Above minimization target which incorporates the constraints in a weakened form is a convex function in $\mathbf{w}$ and $\beta$. For such functions very efficient optimization techniques like sub-gradient descent and coordinate descent have been developed. We won't look into further details here. They will be covered in their own article which focuses on optimization techniques for machine learning in general.

Example implementation

We look at an application of SVM as one would implement in scikit-learn.

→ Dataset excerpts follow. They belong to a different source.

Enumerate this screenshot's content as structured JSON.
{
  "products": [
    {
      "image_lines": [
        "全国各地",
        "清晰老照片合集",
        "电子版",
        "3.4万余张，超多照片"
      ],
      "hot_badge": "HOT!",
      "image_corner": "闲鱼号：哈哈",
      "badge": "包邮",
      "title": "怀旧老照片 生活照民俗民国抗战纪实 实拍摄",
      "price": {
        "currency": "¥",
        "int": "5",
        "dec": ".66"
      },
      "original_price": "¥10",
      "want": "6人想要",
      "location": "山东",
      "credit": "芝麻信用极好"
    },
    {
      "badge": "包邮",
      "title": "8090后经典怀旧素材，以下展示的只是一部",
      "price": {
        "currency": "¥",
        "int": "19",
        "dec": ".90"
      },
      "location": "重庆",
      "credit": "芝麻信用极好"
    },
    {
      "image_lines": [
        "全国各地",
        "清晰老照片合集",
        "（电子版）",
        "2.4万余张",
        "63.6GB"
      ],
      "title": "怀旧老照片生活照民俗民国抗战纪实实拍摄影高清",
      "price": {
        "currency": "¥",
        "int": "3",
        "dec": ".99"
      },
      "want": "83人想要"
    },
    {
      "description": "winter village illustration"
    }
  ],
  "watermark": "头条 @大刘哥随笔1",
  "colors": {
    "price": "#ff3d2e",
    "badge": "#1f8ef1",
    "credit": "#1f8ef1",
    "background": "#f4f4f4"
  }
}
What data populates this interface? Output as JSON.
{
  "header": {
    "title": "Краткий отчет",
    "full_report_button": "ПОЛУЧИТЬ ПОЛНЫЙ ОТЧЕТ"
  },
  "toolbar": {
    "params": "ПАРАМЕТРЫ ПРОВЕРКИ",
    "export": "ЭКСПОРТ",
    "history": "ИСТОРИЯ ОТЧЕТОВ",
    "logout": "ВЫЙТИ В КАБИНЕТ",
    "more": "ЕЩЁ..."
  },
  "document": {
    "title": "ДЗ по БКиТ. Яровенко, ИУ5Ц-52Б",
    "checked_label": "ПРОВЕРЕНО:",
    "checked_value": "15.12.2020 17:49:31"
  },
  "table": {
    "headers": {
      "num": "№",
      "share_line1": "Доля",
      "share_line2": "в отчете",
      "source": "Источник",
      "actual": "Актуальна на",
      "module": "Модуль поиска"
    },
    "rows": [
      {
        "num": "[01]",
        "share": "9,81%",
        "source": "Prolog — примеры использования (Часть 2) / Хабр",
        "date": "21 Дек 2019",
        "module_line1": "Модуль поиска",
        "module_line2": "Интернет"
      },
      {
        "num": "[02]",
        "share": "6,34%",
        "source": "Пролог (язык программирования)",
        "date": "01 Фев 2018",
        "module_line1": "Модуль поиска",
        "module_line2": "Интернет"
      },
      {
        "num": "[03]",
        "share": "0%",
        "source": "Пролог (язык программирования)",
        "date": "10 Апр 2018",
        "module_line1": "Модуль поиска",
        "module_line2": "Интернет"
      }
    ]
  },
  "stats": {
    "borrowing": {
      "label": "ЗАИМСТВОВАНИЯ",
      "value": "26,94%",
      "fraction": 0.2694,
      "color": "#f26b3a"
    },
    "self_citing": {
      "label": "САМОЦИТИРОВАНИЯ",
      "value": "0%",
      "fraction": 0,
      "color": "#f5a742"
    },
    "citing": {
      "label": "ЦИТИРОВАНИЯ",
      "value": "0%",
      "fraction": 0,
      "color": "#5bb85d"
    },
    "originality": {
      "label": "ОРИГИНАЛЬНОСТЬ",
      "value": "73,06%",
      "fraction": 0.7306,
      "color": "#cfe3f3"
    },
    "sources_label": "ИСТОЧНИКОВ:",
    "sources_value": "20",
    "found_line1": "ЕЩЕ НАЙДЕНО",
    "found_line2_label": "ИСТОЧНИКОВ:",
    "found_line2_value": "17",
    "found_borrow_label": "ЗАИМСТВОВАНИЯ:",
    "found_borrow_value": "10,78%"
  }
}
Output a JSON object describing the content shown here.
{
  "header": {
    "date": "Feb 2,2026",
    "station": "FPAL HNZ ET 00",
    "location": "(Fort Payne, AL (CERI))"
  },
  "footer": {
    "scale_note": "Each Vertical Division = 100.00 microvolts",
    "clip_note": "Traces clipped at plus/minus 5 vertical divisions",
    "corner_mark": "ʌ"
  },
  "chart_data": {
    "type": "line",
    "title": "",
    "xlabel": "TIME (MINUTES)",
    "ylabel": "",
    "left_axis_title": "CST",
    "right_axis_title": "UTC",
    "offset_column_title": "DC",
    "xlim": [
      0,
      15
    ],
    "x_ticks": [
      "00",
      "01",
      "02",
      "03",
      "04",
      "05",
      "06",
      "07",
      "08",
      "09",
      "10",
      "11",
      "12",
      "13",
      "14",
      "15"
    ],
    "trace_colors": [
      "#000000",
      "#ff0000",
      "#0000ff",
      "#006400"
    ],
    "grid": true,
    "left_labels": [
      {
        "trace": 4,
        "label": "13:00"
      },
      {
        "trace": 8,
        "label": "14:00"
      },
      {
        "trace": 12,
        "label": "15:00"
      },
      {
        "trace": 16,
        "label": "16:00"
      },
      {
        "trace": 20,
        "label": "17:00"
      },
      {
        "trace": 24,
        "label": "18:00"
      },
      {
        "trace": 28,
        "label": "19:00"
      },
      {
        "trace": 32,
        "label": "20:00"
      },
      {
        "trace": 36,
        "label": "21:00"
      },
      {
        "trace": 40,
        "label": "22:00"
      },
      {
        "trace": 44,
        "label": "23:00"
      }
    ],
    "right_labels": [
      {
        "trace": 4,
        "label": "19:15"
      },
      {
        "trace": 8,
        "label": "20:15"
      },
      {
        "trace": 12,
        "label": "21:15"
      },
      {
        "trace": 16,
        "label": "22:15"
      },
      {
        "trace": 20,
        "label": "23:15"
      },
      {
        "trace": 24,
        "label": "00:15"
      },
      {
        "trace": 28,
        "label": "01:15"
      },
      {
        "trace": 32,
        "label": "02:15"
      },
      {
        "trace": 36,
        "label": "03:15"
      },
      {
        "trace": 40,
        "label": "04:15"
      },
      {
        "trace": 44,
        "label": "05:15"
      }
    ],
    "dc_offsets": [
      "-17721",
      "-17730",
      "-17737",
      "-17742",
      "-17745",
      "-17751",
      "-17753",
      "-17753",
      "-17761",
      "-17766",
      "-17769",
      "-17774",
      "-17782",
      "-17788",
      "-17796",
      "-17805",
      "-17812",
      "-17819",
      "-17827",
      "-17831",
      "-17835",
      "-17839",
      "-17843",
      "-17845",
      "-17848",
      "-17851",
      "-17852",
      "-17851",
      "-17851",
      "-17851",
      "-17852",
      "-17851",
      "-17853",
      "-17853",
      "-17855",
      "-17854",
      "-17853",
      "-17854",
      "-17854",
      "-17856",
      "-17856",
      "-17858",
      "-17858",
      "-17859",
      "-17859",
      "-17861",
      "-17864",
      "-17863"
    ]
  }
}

The data set we us is taken from https://archive.ics.uci.edu/ml/datasets/Divorce+Predictors+data+set .

import pandas as pd
import matplotlib.pyplot as plt
import sklearn.feature_selection as selection
import numpy as np
from sklearn.svm import LinearSVC
from sklearn.model_selection import train_test_split

data = pd.read_csv(
	"example-code/divorce/divorce.csv",
    delimiter=";",
    index_col=False, header=0
)
data = data.dropna()

## split into train and test data
X_train, X_test, y_train, y_test = train_test_split(
	data.iloc[:, :-1],
    data.loc[:, ["Class"]],
    random_state=0
)

## fit model
clf = LinearSVC(C=0.0005, random_state=0)
clf.fit(X_train, y_train)
print(clf.score(X_train, y_train))
print(clf.score(X_test, y_test))

## plot coefficients
plt.scatter(np.arange(0, len(clf.coef_[0])), clf.coef_[0])
print(clf.intercept_)
plt.show()

After loading and splitting data into train and test samples we fit the model:

clf = LinearSVC(C=0.0005, random_state=0)
clf.fit(X_train, y_train)

'C' is the regularization parameter which translates to $1/ \lambda$ in our notation. We had to choose a high regularization in order to avoid the model from over-fitting the data.
If one runs this code the output should be:
0.984251968503937
0.9534883720930233
Which shows the score on the train data and test data.

The data are a typical candidate for choosing SVM because we have many features (54) but only few data (170). The resulting score on test data is therefore quite okay. Of course in practice, with this few data, one would do some cross-validations in order to gain more confidence into the result.

Final notes

The SVM classifier is very well suited for cases when the sample data are large or you have many features and fewer samples. Solvers are very performant and the fitted coefficients allow to interpret how certain features affect the prediction. In cases where feature dimension is low, SVM sometimes does not fit well since it requires the features to be separated by hyperplane. In such cases there exists a very nice resort - using non-linear kernels - but more on that in another article.